Войдя внутрь, он увидел обычную картину: несколько человек с помятыми лицами на скамейках, играющие дети, спящие пьяницы, три-четыре тинэйджера с волосами до плеч. В окно заглядывал еще один полицейский. Ищет его? В нем опять поднялась паника, но страж порядка смотрел мимо. Он притворился, будто изучает расписание, потом зашел в туалет.

Там он разделся, переоделся в новое и умылся. С лица сошло так много грязи, что пришлось умыться еще раз, втирая в кожу зеленое жидкое мыло. Вытершись насухо, он надел голубую рубашку с тонкими красными полосками. Старые вещи перекочевали в магазинную сумку.

Небо за окном было странного синевато-серого цвета. Именно такое небо, как ему казалось, висит над южными болотами и сетью рек, отражая и умножая солнечный жар, заставляя растения давать немыслимые побеги… Именно такое небо и раскаленное солнце всегда стояли над Альмой Моубли. Он бросил сумку со старыми вещами в мусорную кучу.

В новом его тело чувствовало себя молодым и сильным, чего не было всю эту ужасную зиму. Вандерли шел по южной улице, стройный тридцатилетний мужчина, больше не терзаемый сомнениями.., хотя бы на время. Он потер щеку и обнаружил мягкий пушок, свойственный блондинам — он не брился уже три дня. Мимо промчался пикап, набитый моряками, и они крикнули ему что-то — что-то веселое и шутливое.

— Они не имели в виду ничего плохого, — сказал проходящий мимо человек с громадной бородавкой над бровью, ростом по грудь Вандерли. — Они славные ребята.

Вандерли смутно улыбнулся, что-то пробормотал и пошел прочь. Он не мог идти в отель и общаться с девочкой — это грозило помрачением рассудка. Ноги в “Хаш-Паппи”, казались нереальными, слишком далекими. Он вдруг обнаружил, что идет по улице к району неоновых витрин и кинотеатров. Солнце в раскаленном небе висело неподвижно. Все тени были густо-черными. Он подошел к отелю и увидел за его стеклянными дверями обширное пятно тени — прохладный бурый сумрак.

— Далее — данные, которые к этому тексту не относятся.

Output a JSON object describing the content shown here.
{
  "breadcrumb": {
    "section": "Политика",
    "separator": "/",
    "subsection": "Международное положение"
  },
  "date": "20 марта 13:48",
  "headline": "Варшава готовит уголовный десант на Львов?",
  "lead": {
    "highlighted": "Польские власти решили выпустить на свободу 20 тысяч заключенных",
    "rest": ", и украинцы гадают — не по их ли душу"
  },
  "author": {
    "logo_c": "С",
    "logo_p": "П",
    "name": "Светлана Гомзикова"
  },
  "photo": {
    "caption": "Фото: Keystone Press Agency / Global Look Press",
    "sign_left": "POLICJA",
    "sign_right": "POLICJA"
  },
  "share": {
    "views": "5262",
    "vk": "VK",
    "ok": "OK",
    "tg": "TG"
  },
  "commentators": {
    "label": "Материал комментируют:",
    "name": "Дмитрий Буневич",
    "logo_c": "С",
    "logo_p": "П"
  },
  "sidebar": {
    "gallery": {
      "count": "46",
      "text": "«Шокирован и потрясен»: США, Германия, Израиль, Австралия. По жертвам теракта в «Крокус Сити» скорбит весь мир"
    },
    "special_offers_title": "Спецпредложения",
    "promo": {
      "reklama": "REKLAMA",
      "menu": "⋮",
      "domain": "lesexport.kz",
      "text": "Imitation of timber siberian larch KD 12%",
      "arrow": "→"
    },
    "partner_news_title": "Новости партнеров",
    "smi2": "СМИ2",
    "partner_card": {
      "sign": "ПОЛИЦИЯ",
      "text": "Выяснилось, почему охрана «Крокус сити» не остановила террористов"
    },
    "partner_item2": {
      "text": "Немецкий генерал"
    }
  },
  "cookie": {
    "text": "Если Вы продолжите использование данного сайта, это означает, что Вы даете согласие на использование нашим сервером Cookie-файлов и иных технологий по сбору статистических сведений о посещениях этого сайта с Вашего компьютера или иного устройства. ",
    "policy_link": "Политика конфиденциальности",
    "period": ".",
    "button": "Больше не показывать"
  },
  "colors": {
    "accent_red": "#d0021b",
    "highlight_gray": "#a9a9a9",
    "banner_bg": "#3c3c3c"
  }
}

Он поспешно отошел, испытав знакомый озноб, и пошел прочь, стараясь не наступать на черные тени. Два года назад весь мир стал таким — после эпизода с Альмой Моубли и смерти его брата. Она убила его в прямом или переносном смысле; он знал, что счастливо спасся оттого, что толкнуло Дэвида в окно отеля в Амстердаме. Он мог вернуться в мир, только написав об этом, об этой жуткой путанице между ним, Альмой и Дэвидом. Написать, как историю с привидениями, и освободиться.

Панама-Сити? Флорида? Что он делает здесь? Зачем он привез сюда эту странно безучастную девочку? Кто она?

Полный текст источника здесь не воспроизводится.